The annual flu vaccines are free of charge for those insured are not immune to the intricate and contemptuous price cuts plaguing the US healthcare system.
Health insurance companies will pay for the same vaccines depending on how the negotiations with individual healthcare providers are going across the country. In some cases, providers have forced insurers to pay three times the price they would pay to other providers, according to a survey by Kaiser Health News.
The point of sale found that a medical practice in Sacramento, California, received an insurer to pay $ 85 for a flu shot, which they offered to uninsured patients for $ 25.
Although $ 85 may seem like an insignificant amount in the bloated system of the US healthcare system, these prices add up quickly when tens of millions of people receive an A flu shot every year. And while insurers under the Affordable Care Act are required to pay the full cost of all federally-recommended vaccines, including the flu vaccine, the additional costs for insurers are passed on to patients through higher insurance premiums, economists told KHN.
KHN found that the cost of flu vaccines was between $ 25 and $ 85. A physician in Long Beach, California, ordered insurer Cigna to pay $ 47.53 for a shot, while a CVS in downtown Washington, DC, received $ 32 from Cigna for the same shot. A CVS in Maryland, just 1
My insurance ran a bit better than this. In my District of Columbia doctor's office, my insurer Aetna was initially charged a $ 35 fee for my flu shot and Aetna paid them the negotiated rate of $ 24.50.
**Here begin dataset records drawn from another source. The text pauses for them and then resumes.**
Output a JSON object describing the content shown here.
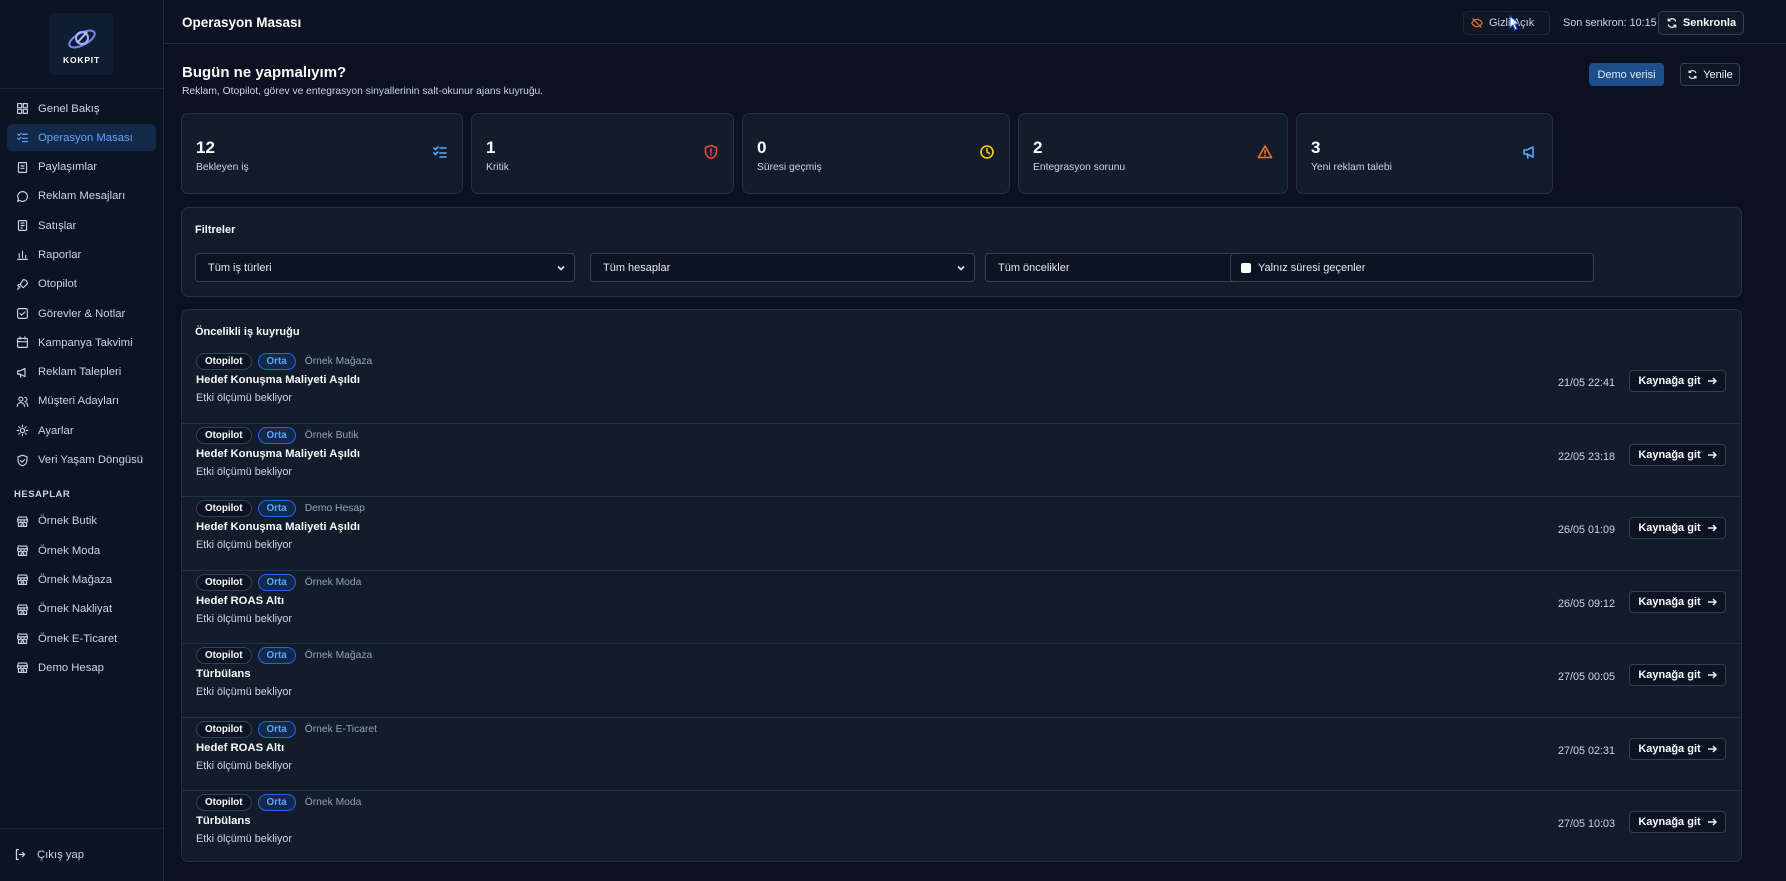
{
  "app": {
    "logo_text": "KOKPIT"
  },
  "sidebar": {
    "items": [
      {
        "label": "Genel Bakış",
        "icon": "grid-icon",
        "active": false
      },
      {
        "label": "Operasyon Masası",
        "icon": "list-check-icon",
        "active": true
      },
      {
        "label": "Paylaşımlar",
        "icon": "share-icon",
        "active": false
      },
      {
        "label": "Reklam Mesajları",
        "icon": "message-icon",
        "active": false
      },
      {
        "label": "Satışlar",
        "icon": "receipt-icon",
        "active": false
      },
      {
        "label": "Raporlar",
        "icon": "bar-chart-icon",
        "active": false
      },
      {
        "label": "Otopilot",
        "icon": "rocket-icon",
        "active": false
      },
      {
        "label": "Görevler & Notlar",
        "icon": "checkbox-icon",
        "active": false
      },
      {
        "label": "Kampanya Takvimi",
        "icon": "calendar-icon",
        "active": false
      },
      {
        "label": "Reklam Talepleri",
        "icon": "megaphone-icon",
        "active": false
      },
      {
        "label": "Müşteri Adayları",
        "icon": "users-icon",
        "active": false
      },
      {
        "label": "Ayarlar",
        "icon": "gear-icon",
        "active": false
      },
      {
        "label": "Veri Yaşam Döngüsü",
        "icon": "shield-icon",
        "active": false
      }
    ],
    "accounts_label": "HESAPLAR",
    "accounts": [
      {
        "label": "Örnek Butik",
        "icon": "store-icon"
      },
      {
        "label": "Örnek Moda",
        "icon": "store-icon"
      },
      {
        "label": "Örnek Mağaza",
        "icon": "store-icon"
      },
      {
        "label": "Örnek Nakliyat",
        "icon": "store-icon"
      },
      {
        "label": "Örnek E-Ticaret",
        "icon": "store-icon"
      },
      {
        "label": "Demo Hesap",
        "icon": "store-icon"
      }
    ],
    "logout_label": "Çıkış yap"
  },
  "topbar": {
    "title": "Operasyon Masası",
    "privacy_label": "Gizli Açık",
    "sync_time": "Son senkron: 10:15",
    "sync_label": "Senkronla"
  },
  "header": {
    "title": "Bugün ne yapmalıyım?",
    "subtitle": "Reklam, Otopilot, görev ve entegrasyon sinyallerinin salt-okunur ajans kuyruğu.",
    "demo_label": "Demo verisi",
    "refresh_label": "Yenile"
  },
  "stats": [
    {
      "value": "12",
      "label": "Bekleyen iş",
      "icon": "list-check-icon",
      "color": "#60a5fa"
    },
    {
      "value": "1",
      "label": "Kritik",
      "icon": "shield-alert-icon",
      "color": "#ef4444"
    },
    {
      "value": "0",
      "label": "Süresi geçmiş",
      "icon": "clock-icon",
      "color": "#facc15"
    },
    {
      "value": "2",
      "label": "Entegrasyon sorunu",
      "icon": "warning-icon",
      "color": "#f97316"
    },
    {
      "value": "3",
      "label": "Yeni reklam talebi",
      "icon": "megaphone-icon",
      "color": "#60a5fa"
    }
  ],
  "filters": {
    "title": "Filtreler",
    "work_type": "Tüm iş türleri",
    "accounts": "Tüm hesaplar",
    "priorities": "Tüm öncelikler",
    "overdue_only": "Yalnız süresi geçenler"
  },
  "queue": {
    "title": "Öncelikli iş kuyruğu",
    "go_label": "Kaynağa git",
    "rows": [
      {
        "type": "Otopilot",
        "priority": "Orta",
        "account": "Örnek Mağaza",
        "title": "Hedef Konuşma Maliyeti Aşıldı",
        "sub": "Etki ölçümü bekliyor",
        "date": "21/05 22:41"
      },
      {
        "type": "Otopilot",
        "priority": "Orta",
        "account": "Örnek Butik",
        "title": "Hedef Konuşma Maliyeti Aşıldı",
        "sub": "Etki ölçümü bekliyor",
        "date": "22/05 23:18"
      },
      {
        "type": "Otopilot",
        "priority": "Orta",
        "account": "Demo Hesap",
        "title": "Hedef Konuşma Maliyeti Aşıldı",
        "sub": "Etki ölçümü bekliyor",
        "date": "26/05 01:09"
      },
      {
        "type": "Otopilot",
        "priority": "Orta",
        "account": "Örnek Moda",
        "title": "Hedef ROAS Altı",
        "sub": "Etki ölçümü bekliyor",
        "date": "26/05 09:12"
      },
      {
        "type": "Otopilot",
        "priority": "Orta",
        "account": "Örnek Mağaza",
        "title": "Türbülans",
        "sub": "Etki ölçümü bekliyor",
        "date": "27/05 00:05"
      },
      {
        "type": "Otopilot",
        "priority": "Orta",
        "account": "Örnek E-Ticaret",
        "title": "Hedef ROAS Altı",
        "sub": "Etki ölçümü bekliyor",
        "date": "27/05 02:31"
      },
      {
        "type": "Otopilot",
        "priority": "Orta",
        "account": "Örnek Moda",
        "title": "Türbülans",
        "sub": "Etki ölçümü bekliyor",
        "date": "27/05 10:03"
      }
    ]
  }
}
But that's still a lot above the federally negotiated rates. Centers for Disease Control and Prevention have negotiated a price of just under $ 14 for the same shot. The agency reported private costs of approximately $ 18. Similarly, Centers for Medicare and Medicaid Services will pay $ 18 for the vaccine.
Aetna paid about 35% more than that for my identical shot – and there was no way for me to know that before I got the shot. Hidden negotiated rates make it impossible for patients to look around. And this is not just a problem with flu shots. From diagnostic scans to surgery, there are wild price differences.
"We do not have a functioning healthcare market because of the lack of transparency and opportunities for price discrimination," said Glenn Melnick, health economist at the University of New York Southern California, KHN said. "Prices are patchy and confusing for consumers," he added. "The system is not working on efficient care, and the flu shot is an example of how these problems persist."